Труды Кьеркегора в совокупности составляют около 14 тысяч страниц. 5 тысяч из них были опубликованы еще при его жизни, но сегодня невозможно говорить, что его воззрения были приняты в широких общественных слоях. Скорее, наоборот. Кьеркегора травили. Соседи отворачивались, газетчики изощрялись в остроумии. Серен не скрывал желания стать сельским священником, но так всю жизнь нигде и не работал. Он приходил домой, закуривал любимую сигару, открывал вино и наслаждался собственными умозаключениями. «Смешнее всего суетиться, т.е. принадлежать к числу тех людей на свете, о которых говорится: кто быстро ест, быстро работает.
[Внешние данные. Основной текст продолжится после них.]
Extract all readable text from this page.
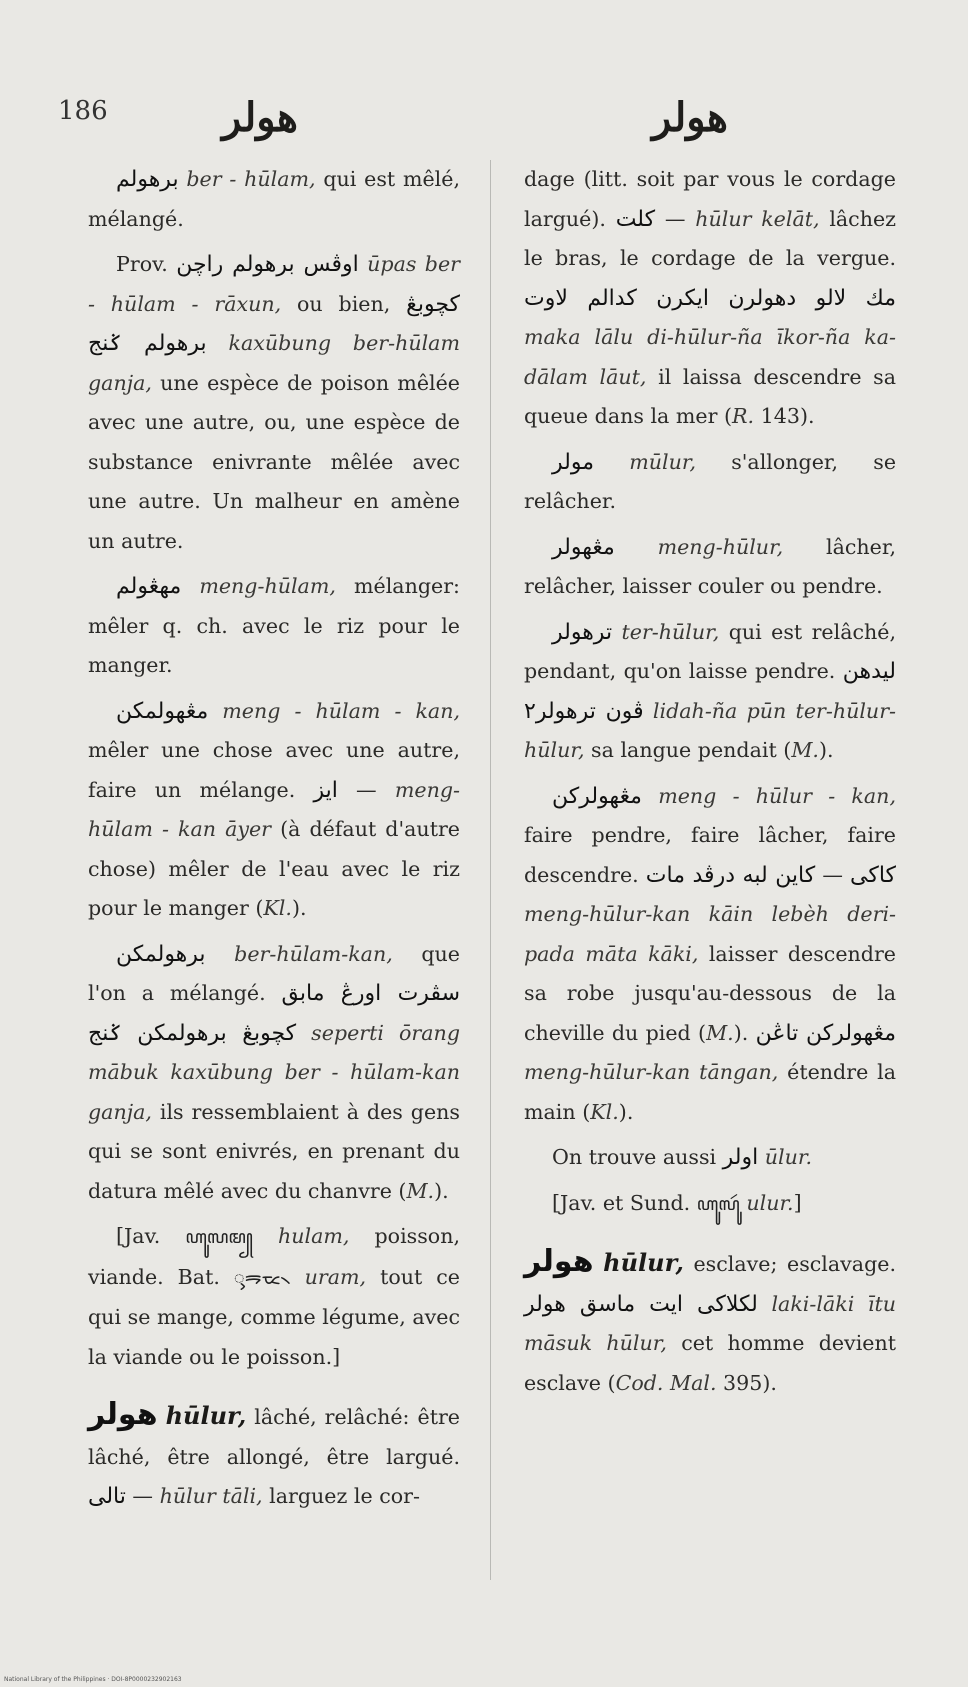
186	هولر	هولر

برهولم ber - hūlam, qui est mêlé, mélangé.

Prov. اوڤس برهولم راچن ūpas ber - hūlam - rāxun, ou bien, کچوبڠ برهولم ݢنج kaxūbung ber-hūlam ganja, une espèce de poison mêlée avec une autre, ou, une espèce de substance enivrante mêlée avec une autre. Un malheur en amène un autre.

مهڠولم meng-hūlam, mélanger: mêler q. ch. avec le riz pour le manger.

مڠهولمکن meng - hūlam - kan, mêler une chose avec une autre, faire un mélange. ايز — meng-hūlam - kan āyer (à défaut d'autre chose) mêler de l'eau avec le riz pour le manger (Kl.).

برهولمکن ber-hūlam-kan, que l'on a mélangé. سڤرت اورڠ مابق کچوبڠ برهولمکن ݢنج seperti ōrang mābuk kaxūbung ber - hūlam-kan ganja, ils ressemblaient à des gens qui se sont enivrés, en prenant du datura mêlé avec du chanvre (M.).

[Jav. ꦲꦸꦭꦩ꧀ hulam, poisson, viande. Bat. ᯮᯒᯔ᯲ uram, tout ce qui se mange, comme légume, avec la viande ou le poisson.]

هولر hūlur, lâché, relâché: être lâché, être allongé, être largué. تالی — hūlur tāli, larguez le cor-

dage (litt. soit par vous le cordage largué). کلت — hūlur kelāt, lâchez le bras, le cordage de la vergue. مك لالو دهولرن ايکرن کدالم لاوت maka lālu di-hūlur-ña īkor-ña ka-dālam lāut, il laissa descendre sa queue dans la mer (R. 143).

مولر mūlur, s'allonger, se relâcher.

مڠهولر meng-hūlur, lâcher, relâcher, laisser couler ou pendre.

ترهولر ter-hūlur, qui est relâché, pendant, qu'on laisse pendre. ليدهن ڤون ترهولر٢ lidah-ña pūn ter-hūlur-hūlur, sa langue pendait (M.).

مڠهولرکن meng - hūlur - kan, faire pendre, faire lâcher, faire descendre. کاين لبه درڤد مات — کاکی meng-hūlur-kan kāin lebèh deri-pada māta kāki, laisser descendre sa robe jusqu'au-dessous de la cheville du pied (M.). مڠهولرکن تاڠن meng-hūlur-kan tāngan, étendre la main (Kl.).

On trouve aussi اولر ūlur.

[Jav. et Sund. ꦲꦸꦭꦸꦂ ulur.]

هولر hūlur, esclave; esclavage. لکلاکی ايت ماسق هولر laki-lāki ītu māsuk hūlur, cet homme devient esclave (Cod. Mal. 395).

National Library of the Philippines · DOI-8P0000232902163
Когда я вижу, что такому деловому господину в самую решительную минуту сядет на нос муха, или у него перед носом разведут мост, или на него свалится с крыши черепица, — я хохочу от души. Да и можно ли удержаться от смеха? И чего ради люди суетятся? Не напоминают ли они женщину, которая, засуетившись во время пожара в доме, спасла щипцы для углей? — точно они спасут больше из великого пожарища жизни!» — утверждал Кьеркегор. Он разругался с датской протестантской церковью и растратил почти все отцовское наследство. В 42 года он упал на улице и вскоре умер. Говорят, что свирепствовала эпидемия гриппа, но толпа увидела в его смерти перст Божий. Кто его знает, как было на самом деле. Задолго до смерти Кьеркегор избрал своей надгробной эпитафией слова «Тот Единичный». И он точно был один такой.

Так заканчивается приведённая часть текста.